The researchers used a sensitivity analysis methodology described in one of Captum’s tutorials to illustrate the distributions of TCAV scores. They used a list of movie ratings with positive sentiment as their data set. The findings show how important positive adjectives are in predicting pleasant feelings. Across all five neutral idea sets, the positive adjectives notion was much more relevant for both convolutional layers.
Building Robust AI Models
Deep learning approaches can be affected by hostile inputs that can trick an AI model but go unnoticed by humans. Captum 0.4 offers robustness tooling to aid in a better understanding of a model’s limitations and vulnerabilities. Under prescribed parameters, a resilient AI system should regularly generate safe and dependable findings. Unexpected situations will cause the AI system to respond and make required changes to avoid harming or negatively affecting individuals.
The library also provides novel model robustness tools, such as adversarial attack implementations (fast-gradient sign technique and projected-gradient descent) and robustness metrics to assess the impact of various attacks on a model.
Robustness metrics in the new release include:
- Assault Comparator that lets users measure and compares the impact of any input perturbation (such as text augmentation, etc.) or adversarial attack on a model.
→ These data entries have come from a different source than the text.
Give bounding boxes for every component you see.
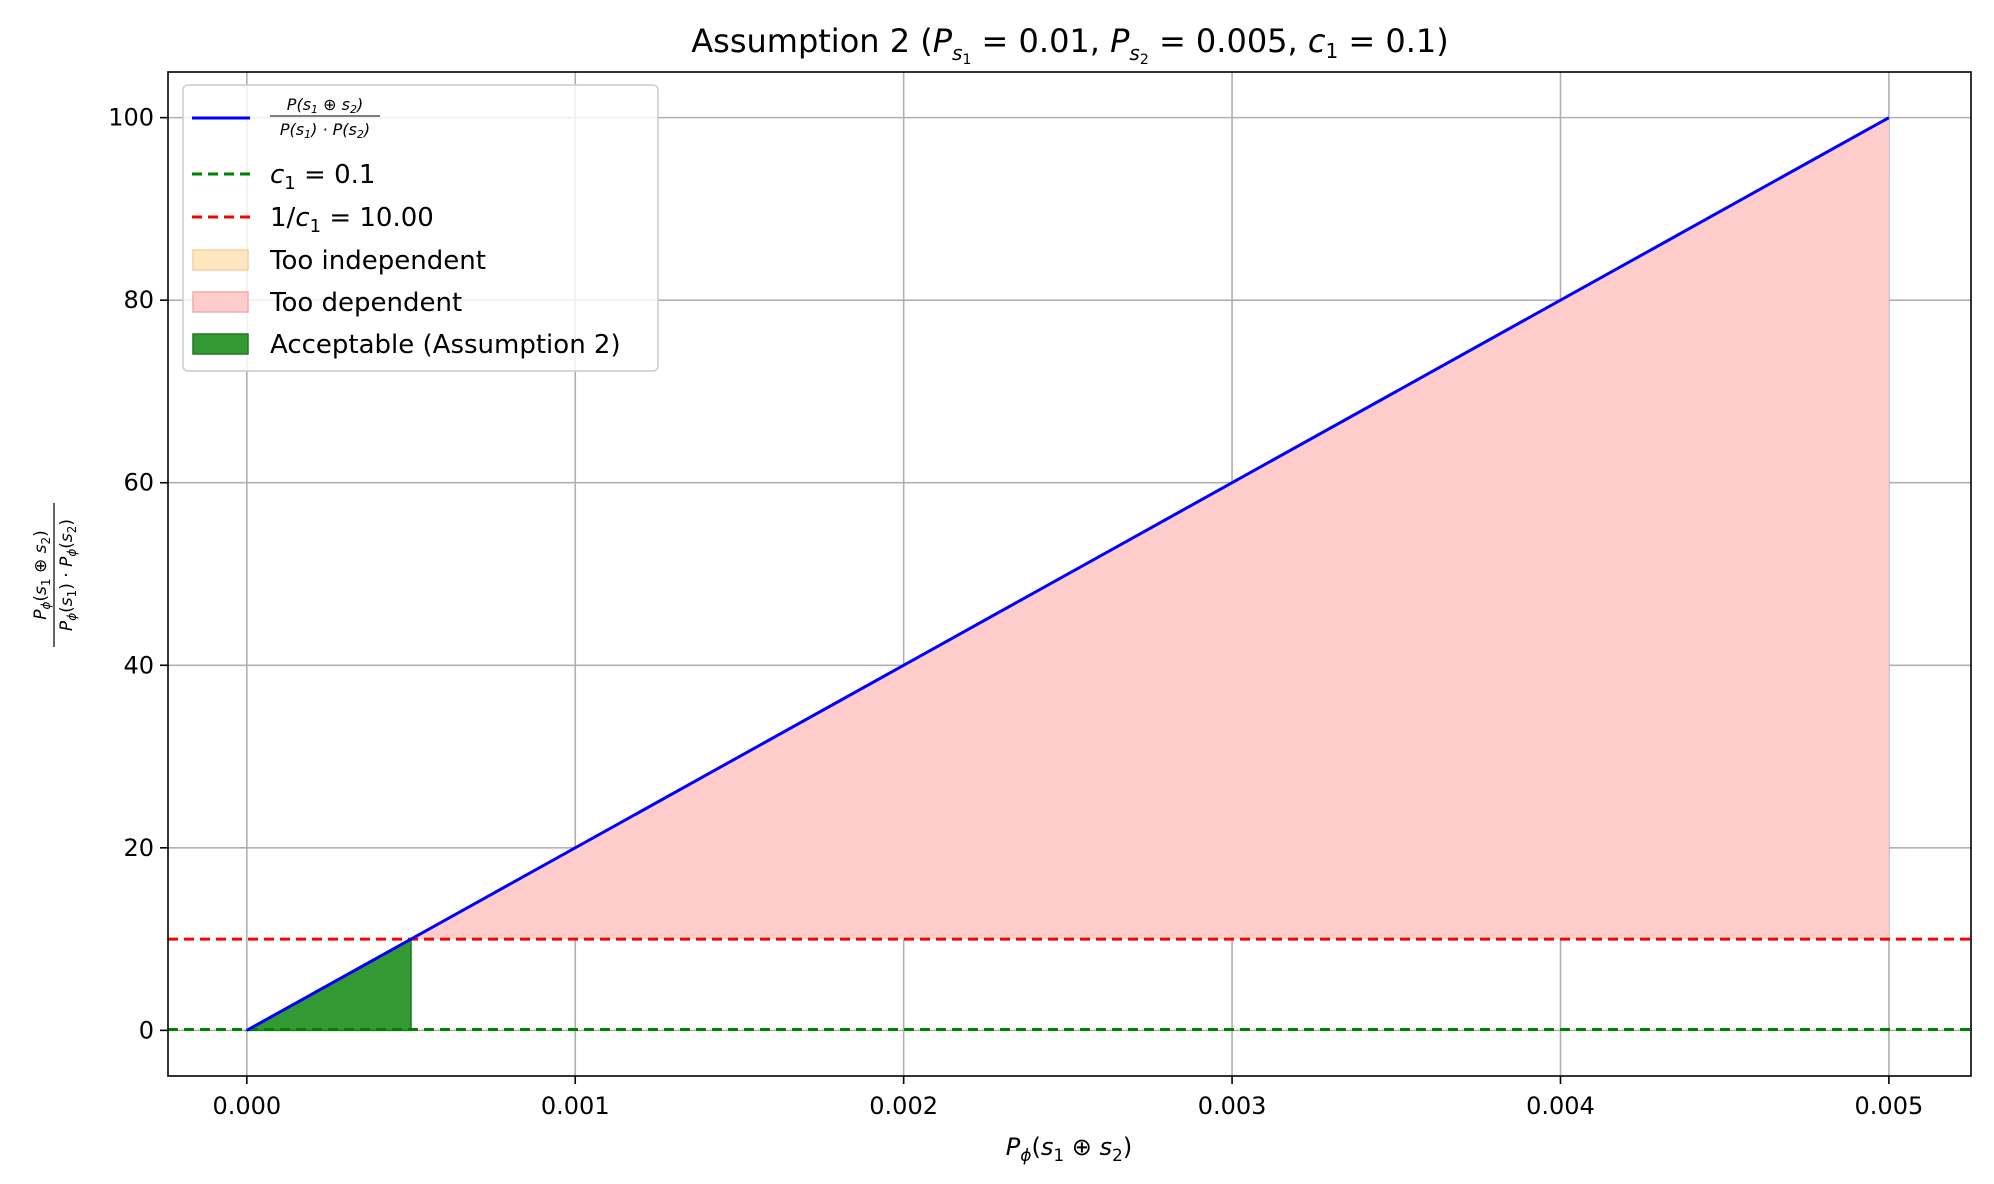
svg-text:c1 = 0.1: c1 = 0.1 [270,160,375,194]
x-axis-label: Pϕ(s1 ⊕ s2) [1006,1133,1133,1166]
y-tick-label: 0 [139,1016,154,1044]
y-tick-label: 40 [123,651,154,679]
legend-swatch-too-independent [192,249,249,271]
legend-label-acceptable: Acceptable (Assumption 2) [270,330,621,360]
legend-entry-ratio-curve: P(s1 ⊕ s2) P(s1) · P(s2) [192,95,380,141]
x-tick-label: 0.001 [541,1092,610,1120]
y-tick-label: 60 [123,469,154,497]
ratio-curve [246,116,1890,1032]
legend-entry-c1: c1 = 0.1 [192,160,375,194]
y-tick-label: 80 [123,286,154,314]
svg-text:Pϕ(s1 ⊕ s2): Pϕ(s1 ⊕ s2) [31,530,53,620]
x-tick-label: 0.005 [1855,1092,1924,1120]
legend-swatch-too-dependent [192,291,249,313]
legend-entry-inv-c1: 1/c1 = 10.00 [192,203,434,237]
y-axis-label: Pϕ(s1 ⊕ s2) Pϕ(s1) · Pϕ(s2) [31,503,79,647]
ticks: 0.000 0.001 0.002 0.003 0.004 0.005 0 20 40 60 80 1… [108,104,1923,1120]
svg-text:Pϕ(s1) · Pϕ(s2): Pϕ(s1) · Pϕ(s2) [57,519,79,631]
legend-entry-too-independent: Too independent [192,246,486,276]
legend-box [182,84,659,372]
legend-swatch-acceptable [192,333,249,355]
series-lines [168,116,1971,1032]
x-tick-label: 0.003 [1198,1092,1267,1120]
svg-text:1/c1 = 10.00: 1/c1 = 10.00 [270,203,434,237]
x-tick-label: 0.000 [212,1092,281,1120]
legend-label-too-dependent: Too dependent [269,288,462,318]
legend-entry-acceptable: Acceptable (Assumption 2) [192,330,621,360]
y-tick-label: 20 [123,834,154,862]
y-tick-label: 100 [108,104,154,132]
legend-entry-too-dependent: Too dependent [192,288,462,318]
svg-text:P(s1 ⊕ s2): P(s1 ⊕ s2) [287,95,363,116]
plot-frame [167,71,1972,1077]
legend-label-too-independent: Too independent [269,246,486,276]
x-tick-label: 0.002 [869,1092,938,1120]
svg-text:P(s1) · P(s2): P(s1) · P(s2) [280,120,370,141]
chart-title: Assumption 2 (Ps1 = 0.01, Ps2 = 0.005, c… [691,22,1448,68]
x-tick-label: 0.004 [1526,1092,1595,1120]
legend: P(s1 ⊕ s2) P(s1) · P(s2) c1 = 0.1 1/c1 =… [182,84,659,372]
- Minimal perturbation, for determining the smallest amount of perturbation required to cause a model to misclassify a perturbed input.
Model developers can use this robustness software to help understand potential model flaws and examine counterfactual scenarios to understand a model’s decision boundary better.
Layer-wise relevance propagation (LRP), a new attribution technique developed by Facebook AI in partnership with Technische Universität Berlin, provides a new perspective for explaining model predictions.
LRP and a layer-attribution variation (layer LRP) are both included in Captum 0.4. A backward propagation technique is used sequentially to all layers of the model in layer-wise relevance propagation. The initial relevance is represented by the model output score, which is decomposed into values for each neuron in the underlying layers.
Finally, Captum 0.4 includes enhancements and bug corrections for current attribution methods.
Captum is compatible with the Fiddler explainable AI platform, which allows engineers and developers to get actionable insights and evaluate the decision-making behavior of AI models.